Why 11th Plan must marry speed with social balance
Oman now stands at a comparable inflexion point. As the 11th Five-Year Plan begins and Oman Vision 2040 looms ahead, the ambition for higher, sustained GDP growth is clear. The target is necessary.
Published: 05:02 PM,Feb 18,2026 | EDITED : 09:02 PM,Feb 18,2026
In the early phases of China’s economic rise, an instinct guided policy that is often overlooked in retrospective admiration: growth was never treated as an end in itself. When regional inequality widened or social strain became visible, Beijing slowed the tempo. Not because it doubted growth — but because it understood something deeper. If prosperity concentrates too quickly, if regions drift apart, or if households feel left behind, growth becomes fragile. Social stability is not a moral add-on to economic strategy; it is a precondition for durability.
Oman now stands at a comparable inflexion point. As the 11th Five-Year Plan begins and Oman Vision 2040 looms ahead, the ambition for higher, sustained GDP growth is clear. The target is necessary. Diversification must accelerate. Non-hydrocarbon output must expand. Private-sector dynamism must deepen. Yet the more urgent question is not whether we grow — but how we grow, and who experiences that growth.
Economic expansion that outpaces social balance can generate impressive statistics while quietly eroding cohesion. There is often a widening gap between macroeconomic indicators and what households actually feel in their daily lives. Growth can register in national accounts while remaining invisible at the kitchen table. Statistics can reassure policymakers; lived experience determines public confidence. Oman, therefore, faces a dual mandate: pursue visible growth while safeguarding the social determinants that make growth inclusive, resilient, and politically legitimate.
To translate Oman Vision 2040 into durable outcomes, five determinants must sit alongside macroeconomic indicators on policymakers’ dashboards. Firstly, income distribution and the shared lift. Growth that disproportionately benefits asset-holders or a narrow professional class weakens consumption and social trust. Median wages, particularly for younger and mid-income households, must rise alongside corporate earnings. Tracking dispersion between top and median income is not a social indulgence — it is macroeconomic prudence. Demand sustainability depends on it.
Secondly, youth transition into employment. This is not merely a social concern; it is a macroeconomic variable. The 11th plan rightly prioritises job creation and labour-market absorption. But headline employment targets must be matched by attention to time-to-first-job, quality of entry-level work, and the scale of structured apprenticeships within growth sectors. A graduate who waits extended periods for meaningful employment represents idle human capital and delayed productivity. The school-to-work pipeline should therefore be treated as a growth instrument in its own right — measured not only by the number of jobs created, but by how quickly and effectively young Omanis move into productive roles. In a growth strategy centred on non-hydrocarbon expansion, the speed and quality of youth integration into private-sector activity will ultimately determine whether investment translates into sustained output gains.

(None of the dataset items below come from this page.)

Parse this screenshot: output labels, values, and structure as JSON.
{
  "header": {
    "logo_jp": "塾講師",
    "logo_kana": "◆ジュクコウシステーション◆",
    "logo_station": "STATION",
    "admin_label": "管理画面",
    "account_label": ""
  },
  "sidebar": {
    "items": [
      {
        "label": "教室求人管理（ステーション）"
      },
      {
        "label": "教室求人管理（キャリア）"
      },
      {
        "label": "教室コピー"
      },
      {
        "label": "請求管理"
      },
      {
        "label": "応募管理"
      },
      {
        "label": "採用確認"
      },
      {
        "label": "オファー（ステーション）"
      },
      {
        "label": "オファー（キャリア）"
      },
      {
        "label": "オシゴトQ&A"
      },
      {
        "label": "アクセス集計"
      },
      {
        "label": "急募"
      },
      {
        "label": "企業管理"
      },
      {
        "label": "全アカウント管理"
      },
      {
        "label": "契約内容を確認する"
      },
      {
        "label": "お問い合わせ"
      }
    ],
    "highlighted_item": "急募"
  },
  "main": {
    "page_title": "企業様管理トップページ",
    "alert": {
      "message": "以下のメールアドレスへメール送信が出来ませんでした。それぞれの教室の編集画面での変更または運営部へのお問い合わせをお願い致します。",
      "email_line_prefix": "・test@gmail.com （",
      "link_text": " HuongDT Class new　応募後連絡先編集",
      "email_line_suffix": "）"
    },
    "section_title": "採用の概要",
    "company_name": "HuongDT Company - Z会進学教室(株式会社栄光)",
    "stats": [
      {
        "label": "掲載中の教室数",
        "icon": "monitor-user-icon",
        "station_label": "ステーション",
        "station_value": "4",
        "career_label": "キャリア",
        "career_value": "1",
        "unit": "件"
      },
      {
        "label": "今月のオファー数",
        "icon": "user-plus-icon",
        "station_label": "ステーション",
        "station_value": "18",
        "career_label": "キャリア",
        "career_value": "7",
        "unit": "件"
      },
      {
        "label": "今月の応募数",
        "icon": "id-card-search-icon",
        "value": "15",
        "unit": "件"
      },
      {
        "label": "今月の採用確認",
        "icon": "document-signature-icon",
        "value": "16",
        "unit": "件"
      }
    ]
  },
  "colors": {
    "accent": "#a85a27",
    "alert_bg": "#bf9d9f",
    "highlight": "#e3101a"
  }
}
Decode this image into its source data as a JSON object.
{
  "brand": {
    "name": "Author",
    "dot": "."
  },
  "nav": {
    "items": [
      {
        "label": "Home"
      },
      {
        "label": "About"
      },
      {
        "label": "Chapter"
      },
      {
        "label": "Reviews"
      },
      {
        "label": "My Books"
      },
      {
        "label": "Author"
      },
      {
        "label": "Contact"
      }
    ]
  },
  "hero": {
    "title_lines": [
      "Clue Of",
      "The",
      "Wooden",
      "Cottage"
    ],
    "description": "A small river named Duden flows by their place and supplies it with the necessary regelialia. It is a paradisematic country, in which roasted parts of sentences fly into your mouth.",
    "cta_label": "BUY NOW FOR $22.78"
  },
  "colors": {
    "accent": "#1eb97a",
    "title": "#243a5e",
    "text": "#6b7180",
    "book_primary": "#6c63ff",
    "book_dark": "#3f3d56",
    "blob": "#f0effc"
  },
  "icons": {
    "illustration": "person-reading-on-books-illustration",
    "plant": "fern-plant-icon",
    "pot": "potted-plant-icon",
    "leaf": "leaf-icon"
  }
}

Thirdly, women’s economic participation. This remains Oman’s most underutilised growth lever. Participation is shaped by practical variables — childcare availability, commuting efficiency, workplace design, and recruitment practices. Raising female labour-force participation is not a symbolic reform; it directly expands the productive base and household resilience.
Fourthly, regional convergence. If growth clusters excessively in Muscat or a few pockets while other governorates stagnate, the national development story fragments. China addressed similar imbalances through regional pairing and coordinated infrastructure investment. Oman can adopt its own variant — linking faster-growing regions with emerging ones through supply-chain integration, institutional twinning, and targeted industrial clustering. Balanced geography reduces political strain and widens opportunity.
Fifthly, the cost of living and household resilience. Citizens experience growth through prices and purchasing power, not GDP headlines. Housing affordability, essentials inflation, and household debt burdens must sit on the same dashboard as output figures. When the cost of living outruns income growth, optimism fades — even in expanding economies. When households feel excluded from opportunity, their willingness to invest, take risks and participate in private-sector growth diminishes.
The lesson is straightforward: GDP is the headline; inclusion is the operating system. This does not imply slowing reform or dampening ambition. On the contrary, it demands sharper sequencing. Policies that stimulate investment must be accompanied by measures that expand participation. Industrial clusters must be linked to training pipelines. Infrastructure investment must consider commuting patterns and labour mobility. Fiscal incentives must avoid inadvertently widening inequality.
The economy must serve the state — strengthening fiscal stability and strategic autonomy. But it must equally serve the people — broadly and perceptibly. Growth that widens opportunity reinforces legitimacy. Growth that concentrates gains undermines it. China’s early restraint was not ideological caution; it was strategic foresight. Oman does not need to copy its model. But it can adopt the principle: growth that holds is growth that includes.
As Oman Vision 2040 advances, the most powerful signal Oman can send —to investors and citizens alike — is this: we will pursue speed, but never at the expense of social balance. We will measure success not only by how fast the economy expands, but by how widely its benefits are felt.
That is not slower growth. It is a stronger growth.